The UAE, a key member of the Saudi-led Arab coalition, took the lead in driving AQAP out of villages with the help of US forces, weapons and intelligence.
US forces managed to locate and kill key leaders, including the group's leader, Nasser al-Wuhayshi, in 2015.
Another challenge was the ambition of the "Islamic State of Iraq and Syria" (ISIS), as the rival extremists tussled for territory and support over the years.
"All these elements weakened AQAP. Today, it is facing financial problems, many members are accused of treason, and others joined ISIS," said a tribal leader in Marib.
But now the fighting in Marib "is helping the group reorganise", he said.
Fear of al-Qaeda's return
It remains a possibility that al-Qaeda will return, said Mohsen al-Faqir, a government employee from Abyan.
This is because the Yemeni government has suspended its efforts to fight al-Qaeda and hunt down its members and sleeper cells, he said.
Al-Taher, the political analyst, called for enhanced efforts to bring peace to Yemen, and for the government, Arab coalition and United States to ramp up efforts to fight al-Qaeda.
Parts of the country still provide "a safe haven for al-Qaeda elements", he said, pointing to al-Bayda and Abyan provinces, and to a lesser extent, Shabwa.
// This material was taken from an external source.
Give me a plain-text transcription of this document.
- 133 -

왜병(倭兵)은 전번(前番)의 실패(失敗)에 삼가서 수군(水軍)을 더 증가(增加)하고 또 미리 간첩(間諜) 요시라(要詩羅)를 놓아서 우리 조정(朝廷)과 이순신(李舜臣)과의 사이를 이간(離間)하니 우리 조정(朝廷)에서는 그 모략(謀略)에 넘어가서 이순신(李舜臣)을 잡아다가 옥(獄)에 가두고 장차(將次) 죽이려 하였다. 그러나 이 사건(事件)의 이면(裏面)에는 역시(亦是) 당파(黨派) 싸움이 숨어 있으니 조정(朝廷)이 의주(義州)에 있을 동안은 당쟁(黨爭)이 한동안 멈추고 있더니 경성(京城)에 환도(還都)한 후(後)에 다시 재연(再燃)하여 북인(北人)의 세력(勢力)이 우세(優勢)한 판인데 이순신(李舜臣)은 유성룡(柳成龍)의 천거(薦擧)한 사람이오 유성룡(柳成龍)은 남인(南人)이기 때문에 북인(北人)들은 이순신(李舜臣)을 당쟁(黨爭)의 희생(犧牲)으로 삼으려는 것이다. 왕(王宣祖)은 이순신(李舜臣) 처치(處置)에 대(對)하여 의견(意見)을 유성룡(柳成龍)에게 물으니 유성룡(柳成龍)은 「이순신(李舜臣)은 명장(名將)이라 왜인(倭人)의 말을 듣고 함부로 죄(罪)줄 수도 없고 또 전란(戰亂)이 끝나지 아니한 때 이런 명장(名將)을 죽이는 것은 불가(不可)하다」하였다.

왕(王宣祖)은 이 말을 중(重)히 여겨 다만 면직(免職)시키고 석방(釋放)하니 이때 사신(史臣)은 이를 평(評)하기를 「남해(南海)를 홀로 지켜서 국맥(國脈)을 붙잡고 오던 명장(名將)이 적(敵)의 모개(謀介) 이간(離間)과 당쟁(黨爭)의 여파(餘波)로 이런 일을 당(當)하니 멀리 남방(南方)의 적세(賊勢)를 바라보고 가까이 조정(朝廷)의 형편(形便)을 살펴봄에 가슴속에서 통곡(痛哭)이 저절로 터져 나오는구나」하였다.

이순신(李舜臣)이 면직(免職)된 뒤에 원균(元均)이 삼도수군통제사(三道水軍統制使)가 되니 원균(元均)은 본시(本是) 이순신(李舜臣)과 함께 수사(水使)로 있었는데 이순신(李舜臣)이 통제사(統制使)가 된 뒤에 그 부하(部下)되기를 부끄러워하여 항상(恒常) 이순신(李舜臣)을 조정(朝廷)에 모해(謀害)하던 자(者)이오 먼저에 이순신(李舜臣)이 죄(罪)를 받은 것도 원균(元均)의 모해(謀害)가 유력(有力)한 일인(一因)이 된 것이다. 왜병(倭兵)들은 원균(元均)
Al-Qaeda, like any other terrorist group, takes advantage of ongoing events, said Abaad Studies and Research Centre director Abdulsalam Mohammed.
"To such groups, the state is enemy number one, and when they see it weakening or embroiled in multiple wars, they move to achieve whatever gain they can on the ground," he said.
"Terrorist groups move into any area where the state is absent, and any instance of the government's weakness will give al-Qaeda and others an opportunity to move in and establish presence," he added.
The defeat of terrorist groups begins with the restoration of the state and the elimination of armed groups operating outside state control, Mohammed said.
"The government, in co-operation with the [Arab] coalition and international partners, should launch a military campaign to take back the areas controlled by terrorist groups," he said.
The government also should launch a transitional process to achieve sustainable peace for Yemen, Mohammed said.